Respons kekhawatiran tentang PHK diungkapkan Harris Saut (25). Pegawai honorer restoran di Menteng, Jakarta Pusat, ini takut kabar PHK datang secara mendadak. Di tengah pandemi Covid-19, dia hanya menggantungkan nafkah pada satu pekerjaan tersebut. ”Kalau tiba-tiba PHK, siapa yang tidak kaget? Lagi situasi pandemi, cari duit dari mana kalau tidak bekerja? Ekonomi keluarga saya juga sedang sulit di masa begini,” tuturnya.
Kekhawatiran serupa disampaikan Sahbani (34), pegawai honorer Unit Pengelola Kebersihan Badan Air Jakarta Barat. Dia cemas apabila terkena PHK mendadak seperti yang ditentukan UU Cipta Kerja. Dia sendiri memiliki tanggungan hidup dua anak yang masih sekolah.
Sekretaris Jenderal Organisasi Pekerja Seluruh Indonesia Timboel Siregar menuturkan, UU Cipta Kerja memperburuk wajah hubungan industrial yang saat ini sudah banyak diwarnai konflik dan merugikan buruh. Saat pandemi Covid-19 yang serba tidak pasti, kehadiran UU Cipta Kerja makin mereduksi perlindungan dan kesejahteraan buruh.

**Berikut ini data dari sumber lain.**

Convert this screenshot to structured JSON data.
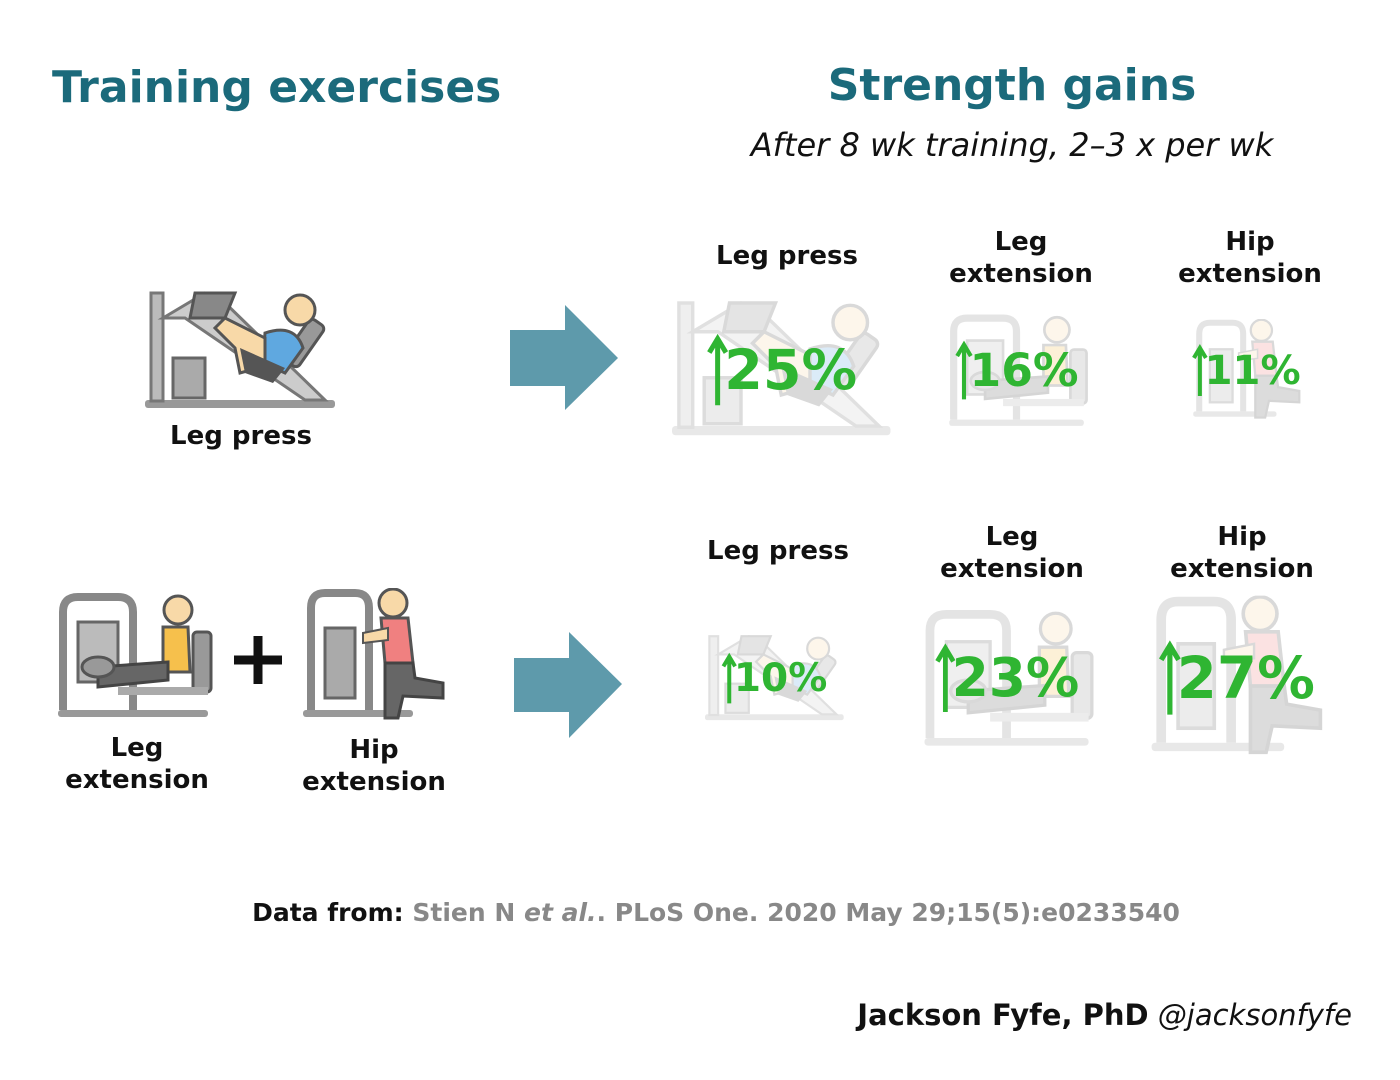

Timboel mengatakan, sejumlah ketentuan dalam UU Cipta Kerja itu membuat buruh terancam tidak diangkat menjadi pekerja tetap. Buruh kontrak dan alih daya yang selama ini sudah dalam posisi rentan karena upah yang minim, tanpa ikatan, dan tanpa jaminan perlindungan sosial akan semakin terancam. ”Daya tawar buruh semakin rendah, penegakan dan perlindungan hukum untuk buruh juga rendah,” katanya, Senin (5/10/2020).
Terburu-buru
Direktur Eksekutif Center of Reform on Economics (Core) Indonesia Mohammad Faisal menilai pengesahan UU Cipta Kerja terburu-buru di tengah pandemi. Kondisi ini tidak akan efektif memulihkan ekonomi nasional yang terdampak pandemi.
Faisal khawatir kehadiran UU itu justru akan menjadi bumerang yang memancing resistensi publik. Saat ini, kelompok pekerja/buruh berpotensi untuk turun ke jalan menggelar unjuk rasa.
Dinamika terkait UU Cipta Kerja juga rentan memecah fokus penanganan Covid-19 serta pemulihan ekonomi. ”Tidak ada investasi yang mau masuk jika kasus Covid-19 masih tinggi. Kalaupun ada, belum tentu membawa dampak berganda. Ada banyak pihak yang berharap undang-undang ini segera disahkan, tetapi dampak jangka panjangnya harus diperhatikan agar tidak berbalik jadi bumerang,” kata Faisal.